SWBD2 Phase 1 LDC98S75
SWBD2 Phase 2 LDC99S79
SWBD2 Phase 3 LDC2002S06
SWBD Cellular 1 LDC2001S13
SWBD Cellular 2 LDC2004S07
SRE2004 LDC2006S44
SRE2005 Train LDC2011S01
SRE2005 Test LDC2011S04
SRE2006 Train LDC2011S09
SRE2006 Test 1 LDC2011S10
SRE2006 Test 2 LDC2012S01
SRE2008 Train LDC2011S05
SRE2008 Test LDC2011S08
SRE2010 Eval LDC2017S06
Mixer 6 LDC2013S03
The following datasets were used in data augmentation.
MUSAN http://www.openslr.org/17
RIR_NOISES http://www.openslr.org/28
Results
The models should produce results similar to the following on SRE16. The acoustic ivector system is included for reference (see egs/sre16/v1). Note that the PLDA backend used here is still fairly basic. Results for both the ivector and xvector systems will improve with more sophisticated adaptation and score normalization.

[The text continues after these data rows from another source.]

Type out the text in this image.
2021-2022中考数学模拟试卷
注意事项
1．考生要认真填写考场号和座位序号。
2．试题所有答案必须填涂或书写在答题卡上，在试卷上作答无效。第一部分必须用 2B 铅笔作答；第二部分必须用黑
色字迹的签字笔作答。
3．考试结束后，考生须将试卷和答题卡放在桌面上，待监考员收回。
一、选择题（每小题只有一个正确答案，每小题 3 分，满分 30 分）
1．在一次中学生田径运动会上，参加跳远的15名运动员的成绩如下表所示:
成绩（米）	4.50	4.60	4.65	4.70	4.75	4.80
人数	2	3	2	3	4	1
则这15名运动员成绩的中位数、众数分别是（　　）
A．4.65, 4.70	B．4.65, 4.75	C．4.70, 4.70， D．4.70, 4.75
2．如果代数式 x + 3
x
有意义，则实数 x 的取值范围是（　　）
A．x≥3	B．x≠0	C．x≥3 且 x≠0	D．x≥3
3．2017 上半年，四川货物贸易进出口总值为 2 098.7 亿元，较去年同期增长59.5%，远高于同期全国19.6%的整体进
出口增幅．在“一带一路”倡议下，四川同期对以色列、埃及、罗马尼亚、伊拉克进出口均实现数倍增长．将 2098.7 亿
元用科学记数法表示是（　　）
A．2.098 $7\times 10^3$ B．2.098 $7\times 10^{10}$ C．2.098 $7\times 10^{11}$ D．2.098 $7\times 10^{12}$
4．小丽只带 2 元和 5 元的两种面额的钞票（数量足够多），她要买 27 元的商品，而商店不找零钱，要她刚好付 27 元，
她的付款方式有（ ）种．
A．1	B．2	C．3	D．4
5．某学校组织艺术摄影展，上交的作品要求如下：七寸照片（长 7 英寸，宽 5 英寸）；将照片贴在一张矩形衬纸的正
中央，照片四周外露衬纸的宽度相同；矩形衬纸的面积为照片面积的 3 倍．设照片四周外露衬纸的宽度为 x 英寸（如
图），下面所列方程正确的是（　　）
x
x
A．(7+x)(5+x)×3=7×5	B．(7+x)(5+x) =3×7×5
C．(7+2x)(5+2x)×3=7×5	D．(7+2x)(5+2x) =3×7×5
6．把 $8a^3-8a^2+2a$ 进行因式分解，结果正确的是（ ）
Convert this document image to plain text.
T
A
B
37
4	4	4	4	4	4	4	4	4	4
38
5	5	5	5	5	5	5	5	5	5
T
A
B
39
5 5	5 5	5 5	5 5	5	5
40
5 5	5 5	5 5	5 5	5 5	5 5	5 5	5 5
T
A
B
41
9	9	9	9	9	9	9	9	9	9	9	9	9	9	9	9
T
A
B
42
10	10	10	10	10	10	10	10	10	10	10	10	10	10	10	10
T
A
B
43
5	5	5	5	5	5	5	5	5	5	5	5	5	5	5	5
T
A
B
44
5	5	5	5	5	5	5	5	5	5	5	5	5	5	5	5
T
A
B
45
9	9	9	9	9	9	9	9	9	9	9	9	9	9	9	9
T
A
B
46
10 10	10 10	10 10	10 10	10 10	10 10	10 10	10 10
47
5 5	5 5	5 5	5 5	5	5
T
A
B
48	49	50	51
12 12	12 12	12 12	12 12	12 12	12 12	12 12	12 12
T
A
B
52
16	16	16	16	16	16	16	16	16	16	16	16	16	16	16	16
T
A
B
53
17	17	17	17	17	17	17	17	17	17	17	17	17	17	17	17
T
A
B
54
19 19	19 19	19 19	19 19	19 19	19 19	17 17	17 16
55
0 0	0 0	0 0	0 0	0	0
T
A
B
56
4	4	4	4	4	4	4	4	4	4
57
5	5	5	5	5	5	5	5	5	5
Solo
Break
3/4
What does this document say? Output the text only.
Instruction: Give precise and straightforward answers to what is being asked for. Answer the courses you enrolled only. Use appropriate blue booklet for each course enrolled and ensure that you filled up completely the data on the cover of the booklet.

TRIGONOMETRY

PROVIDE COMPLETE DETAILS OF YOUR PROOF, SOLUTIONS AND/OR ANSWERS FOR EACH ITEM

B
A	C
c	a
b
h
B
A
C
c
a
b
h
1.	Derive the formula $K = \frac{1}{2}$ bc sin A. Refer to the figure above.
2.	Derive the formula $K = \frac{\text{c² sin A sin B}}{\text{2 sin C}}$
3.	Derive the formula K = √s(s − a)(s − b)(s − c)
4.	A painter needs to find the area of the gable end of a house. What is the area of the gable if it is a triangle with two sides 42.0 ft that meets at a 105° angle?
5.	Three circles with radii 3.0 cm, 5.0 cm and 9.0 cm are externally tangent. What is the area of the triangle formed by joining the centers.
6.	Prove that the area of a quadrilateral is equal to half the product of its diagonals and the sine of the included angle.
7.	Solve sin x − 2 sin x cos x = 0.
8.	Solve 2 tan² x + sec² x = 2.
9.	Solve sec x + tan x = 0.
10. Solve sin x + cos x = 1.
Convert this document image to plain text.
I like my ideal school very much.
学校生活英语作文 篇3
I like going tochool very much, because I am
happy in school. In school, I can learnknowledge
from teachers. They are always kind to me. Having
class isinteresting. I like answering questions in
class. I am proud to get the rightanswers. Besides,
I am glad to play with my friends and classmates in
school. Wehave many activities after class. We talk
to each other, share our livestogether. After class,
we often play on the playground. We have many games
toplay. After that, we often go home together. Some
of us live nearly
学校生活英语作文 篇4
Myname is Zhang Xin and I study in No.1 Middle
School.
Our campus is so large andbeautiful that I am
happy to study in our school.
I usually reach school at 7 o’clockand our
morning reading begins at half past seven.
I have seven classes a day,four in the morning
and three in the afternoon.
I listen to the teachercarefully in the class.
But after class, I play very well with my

xvector EER: Pooled 8.57%, Tagalog 12.29%, Cantonese 4.89%
ivector (from ../v1) EER: Pooled 12.98%, Tagalog 17.8%, Cantonese 8.35%
Citation
If you want to use the pretrained model in a paper, please cite as:
@inproceedings{snyder2018xvector,
title={X-vectors: Robust DNN Embeddings for Speaker Recognition},
author={Snyder, D. and Garcia-Romero, D. and Sell, G. and Povey, D. and Khudanpur, S.},
booktitle={2018 IEEE International Conference on Acoustics, Speech and Signal Processing (ICASSP)},
year={2018},
organization={IEEE},
url={http://www.danielpovey.com/files/2018_icassp_xvectors.pdf}
}